On Tuesday, the US Department of Justice arrested a couple in Manhattan, both in their 30s, and charged them with a conspiracy to launder cryptocurrency stolen during the 2016 hack of the virtual currency exchange Bitfinex. The amount of cryptocurrency that the Justice department seized is currently worth about $4.5 billion, which makes this by far the largest seizure in the history of the federal government.
As stories mount, we are learning more about the couple, Ilya Lichtenstein, 34, and Heather Morgan, 31.
A fact I learned about Heather Morgan that especially alarmed me is that as recently as late January she was an occasional contributor to Inc.com, going back to January 2016, when I was the editor-in-chief of Inc. magazine and Inc.com. It may surprise readers to know that I have no idea who she is, and no recollection of anything she published on the site while I worked there (I left Inc. in the fall of 2019).
In a 2019 YouTube video, Morgan explained that she found her way into the annual Inc. 5000 conference and approached an Inc. editor, who explained to her how to apply for a column. No one I’ve spoken to has any recollection of signing her up. (Inc.’s current editor did not reply to an interview request.)
How, one might ask, does an editor-in-chief repeatedly publish the work of a writer he knows nothing about? Good question. In 2014, following several other publications, Inc.com decided to create an “open contributor network.” The online contributor network on a mass scale can be traced to the launch of The Huffington Post in 2005. Initially, founder Arianna Huffington conceived of the site as a group blog for some 250 celebrity figures from literature, media, and Hollywood, including Walter Cronkite, David Mamet, Nora Ephron, Warren Beatty, Maggie Gyllenhaal, Arthur M. Schlesinger Jr., Diane Keaton, and Norman Mailer. Ten years later, the company had been sold to AOL and claimed to have a network of 100,000 contributors—with plans to expand to 1 million.
Although The Huffington Post expanded and evolved in a variety of ways, the massive network of contributors – most of whom were not paid to write – was a significant factor in the company’s financial success; at the time of the 2011 sale The Huffington Post’s annual revenues were estimated by AOL to be at least $60 million. (In 2018, The Huffington Post announced that it was moving away from its contributor network.)
The model evolved at Forbes.com in a direction largely attributable to an executive there named Lewis DVorkin. In 2009, DVorkin had launched True/Slant, a general interest website in which contributors were paid not a flat fee per submission but rather based on how much traffic their posts generated. Also crucial to this model was that the contributors, once contracted and trained, published directly to the site, with effectively no editing prior to publication. True/Slant did not stay around for very long, but Dvorkin sold the company to Forbes (an initial True/Slant investor) and began to remodel Forbes.com along these lines.
By the time Inc. began seriously considering its own network in 2014, Forbes.com had well over 1000 contributors and had experienced dramatic growth in Web traffic (and therefore in digital revenue, since the more web pages that are read, the more advertisements are served, meaning more money to the publisher).

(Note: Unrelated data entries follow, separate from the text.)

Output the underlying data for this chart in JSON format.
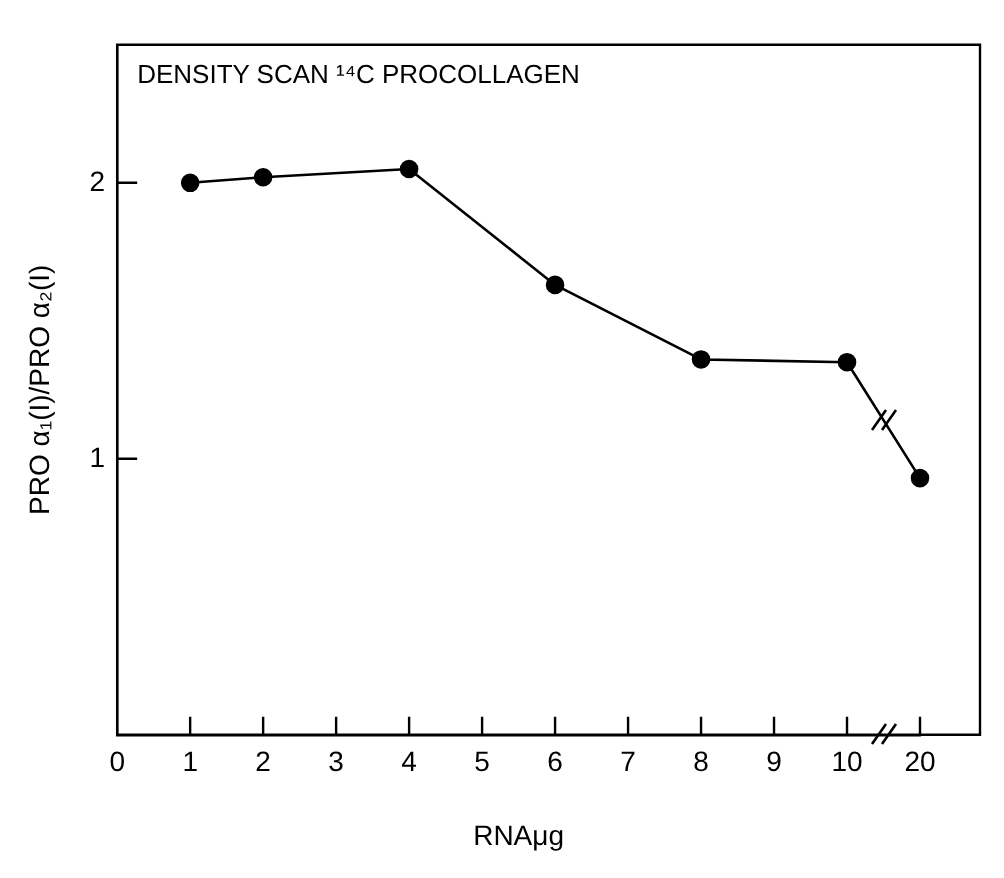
{
  "chart_data": {
    "type": "line",
    "title": "DENSITY SCAN ¹⁴C PROCOLLAGEN",
    "xlabel": "RNAμg",
    "ylabel": "PRO α₁(I)/PRO α₂(I)",
    "categories": [
      "0",
      "1",
      "2",
      "3",
      "4",
      "5",
      "6",
      "7",
      "8",
      "9",
      "10",
      "20"
    ],
    "series": [
      {
        "color": "#000000",
        "values": [
          null,
          2.0,
          2.02,
          null,
          2.05,
          null,
          1.63,
          null,
          1.36,
          null,
          1.35,
          0.93
        ]
      }
    ],
    "ylim": [
      0,
      2.5
    ],
    "yticks": [
      1,
      2
    ],
    "grid": false,
    "legend": false,
    "marker": "circle",
    "line_style": "solid"
  }
}
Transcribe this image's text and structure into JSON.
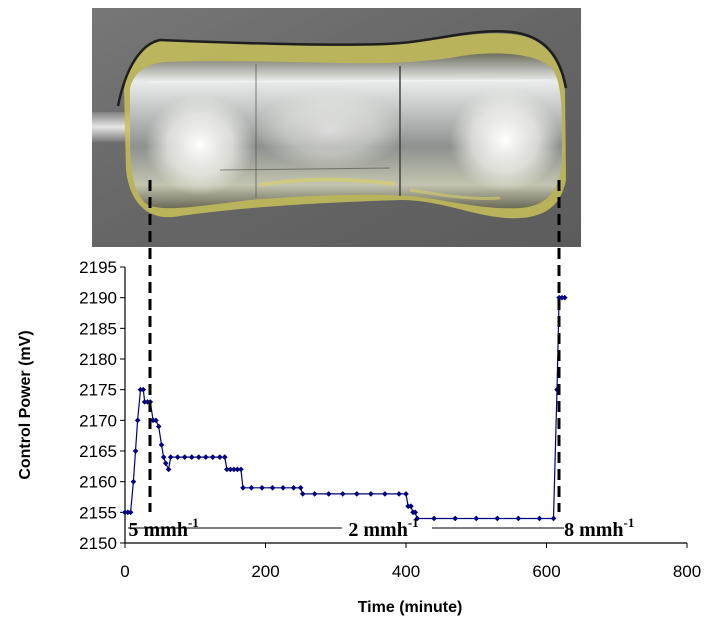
{
  "chart_data": {
    "type": "line",
    "title": "",
    "xlabel": "Time (minute)",
    "ylabel": "Control Power (mV)",
    "xlim": [
      0,
      800
    ],
    "ylim": [
      2150,
      2195
    ],
    "x_ticks": [
      0,
      200,
      400,
      600,
      800
    ],
    "y_ticks": [
      2150,
      2155,
      2160,
      2165,
      2170,
      2175,
      2180,
      2185,
      2190,
      2195
    ],
    "grid": false,
    "legend": "none",
    "series": [
      {
        "color": "#00007f",
        "points": [
          [
            0,
            2155
          ],
          [
            4,
            2155
          ],
          [
            8,
            2155
          ],
          [
            12,
            2160
          ],
          [
            15,
            2165
          ],
          [
            18,
            2170
          ],
          [
            22,
            2175
          ],
          [
            26,
            2175
          ],
          [
            28,
            2173
          ],
          [
            32,
            2173
          ],
          [
            36,
            2173
          ],
          [
            40,
            2170
          ],
          [
            44,
            2170
          ],
          [
            48,
            2169
          ],
          [
            52,
            2166
          ],
          [
            55,
            2164
          ],
          [
            58,
            2163
          ],
          [
            62,
            2162
          ],
          [
            65,
            2164
          ],
          [
            75,
            2164
          ],
          [
            85,
            2164
          ],
          [
            95,
            2164
          ],
          [
            105,
            2164
          ],
          [
            115,
            2164
          ],
          [
            125,
            2164
          ],
          [
            135,
            2164
          ],
          [
            142,
            2164
          ],
          [
            145,
            2162
          ],
          [
            150,
            2162
          ],
          [
            155,
            2162
          ],
          [
            160,
            2162
          ],
          [
            165,
            2162
          ],
          [
            168,
            2159
          ],
          [
            180,
            2159
          ],
          [
            195,
            2159
          ],
          [
            210,
            2159
          ],
          [
            225,
            2159
          ],
          [
            240,
            2159
          ],
          [
            250,
            2159
          ],
          [
            253,
            2158
          ],
          [
            270,
            2158
          ],
          [
            290,
            2158
          ],
          [
            310,
            2158
          ],
          [
            330,
            2158
          ],
          [
            350,
            2158
          ],
          [
            370,
            2158
          ],
          [
            390,
            2158
          ],
          [
            400,
            2158
          ],
          [
            403,
            2156
          ],
          [
            407,
            2156
          ],
          [
            410,
            2155
          ],
          [
            413,
            2155
          ],
          [
            416,
            2154
          ],
          [
            440,
            2154
          ],
          [
            470,
            2154
          ],
          [
            500,
            2154
          ],
          [
            530,
            2154
          ],
          [
            560,
            2154
          ],
          [
            590,
            2154
          ],
          [
            610,
            2154
          ],
          [
            615,
            2175
          ],
          [
            618,
            2190
          ],
          [
            622,
            2190
          ],
          [
            626,
            2190
          ]
        ]
      }
    ],
    "annotations": [
      {
        "text": "5 mmh",
        "sup": "-1",
        "x": 5,
        "y": 2152.3
      },
      {
        "text": "2 mmh",
        "sup": "-1",
        "x": 318,
        "y": 2152.3
      },
      {
        "text": "8 mmh",
        "sup": "-1",
        "x": 625,
        "y": 2152.3
      }
    ],
    "photo": {
      "description_colors": {
        "background": "#6e6e6e",
        "fluid": "#c8c15a",
        "body": "#b9bcb8"
      }
    }
  }
}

We weren’t considering this step primarily for editorial reasons. Rather, we recognized in 2014 that while Inc.com traffic was growing, there were a large number of competitors in online business journalism, and our ranking in size – in the middle to lower end of the list – was holding our business back. Moreover, we had a sense that there was ample room to expand not only the volume of what we were publishing, but also the range. The Inc. brand was a credible vehicle for many other types of stories (such as personal finance and product reviews) and formats (such as video) than were feasible in a monthly print magazine. We believed that Inc.com readers would benefit by hearing from a much wider group of columnists: company founders, academics, experts in particular business areas (such as law, human resources, and accounting), marketing experts, cutting-edge technology CEOs, and many more.

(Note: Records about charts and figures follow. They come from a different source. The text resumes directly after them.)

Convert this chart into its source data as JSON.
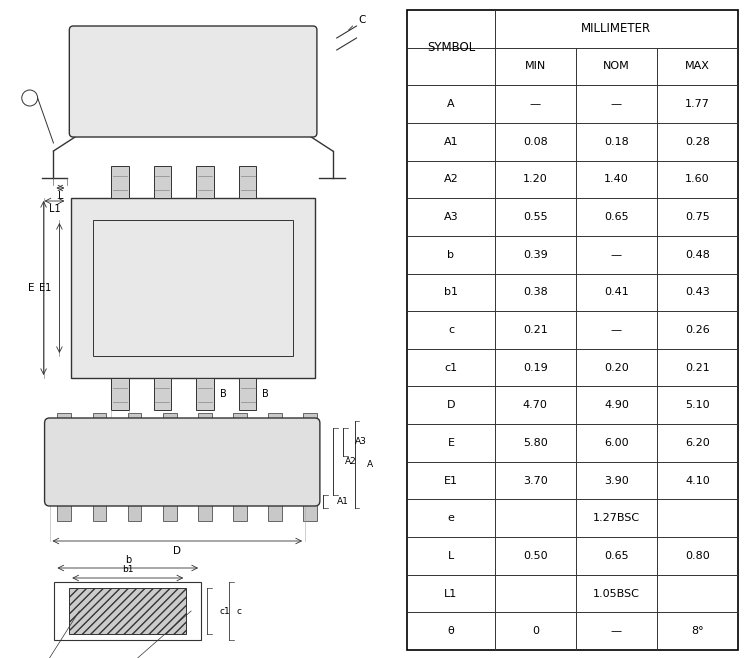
{
  "table_data": [
    [
      "SYMBOL",
      "MIN",
      "NOM",
      "MAX"
    ],
    [
      "A",
      "—",
      "—",
      "1.77"
    ],
    [
      "A1",
      "0.08",
      "0.18",
      "0.28"
    ],
    [
      "A2",
      "1.20",
      "1.40",
      "1.60"
    ],
    [
      "A3",
      "0.55",
      "0.65",
      "0.75"
    ],
    [
      "b",
      "0.39",
      "—",
      "0.48"
    ],
    [
      "b1",
      "0.38",
      "0.41",
      "0.43"
    ],
    [
      "c",
      "0.21",
      "—",
      "0.26"
    ],
    [
      "c1",
      "0.19",
      "0.20",
      "0.21"
    ],
    [
      "D",
      "4.70",
      "4.90",
      "5.10"
    ],
    [
      "E",
      "5.80",
      "6.00",
      "6.20"
    ],
    [
      "E1",
      "3.70",
      "3.90",
      "4.10"
    ],
    [
      "e",
      "1.27BSC",
      "",
      ""
    ],
    [
      "L",
      "0.50",
      "0.65",
      "0.80"
    ],
    [
      "L1",
      "1.05BSC",
      "",
      ""
    ],
    [
      "θ",
      "0",
      "—",
      "8°"
    ]
  ],
  "bg_color": "#ffffff",
  "line_color": "#000000",
  "text_color": "#000000"
}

We began a massive recruitment effort for online contributors, and I was thoroughly impressed with how many we found in a fairly short period of time. Those publishing once a week or less frequently were not paid for their work. To be paid, contributors had to publish a minimum number of posts per month and, as with Forbes.com, their payment would be tied to traffic—a fixed amount for every 1000 page views. Since we were selling ads on those pages for more money then we were paying the contributors, our interests and the contributors’ interest seemed aligned.
But there were abuses: Beginning in 2016, we learned that an unscrupulous group of marketers were offering to pay our contributors to link to their clients. We found ways to contain and crack down on that practice, and also assigned one of our reporters to investigate the practice. We also reported our findings to the Federal Trade Commission, although it must be said the agency did nothing to follow up.
This week’s news convinces me that, regardless of its effectiveness, the open contributor network carries too much baggage for publishers.
James Ledbetter is the author, most recently, of One Nation Under Gold: How One Precious Metal Has Dominated the American Imagination for Four Centuries. This essay is adapted from his chapter in Media Capture: How Money, Digital Platforms, and Governments Control the News.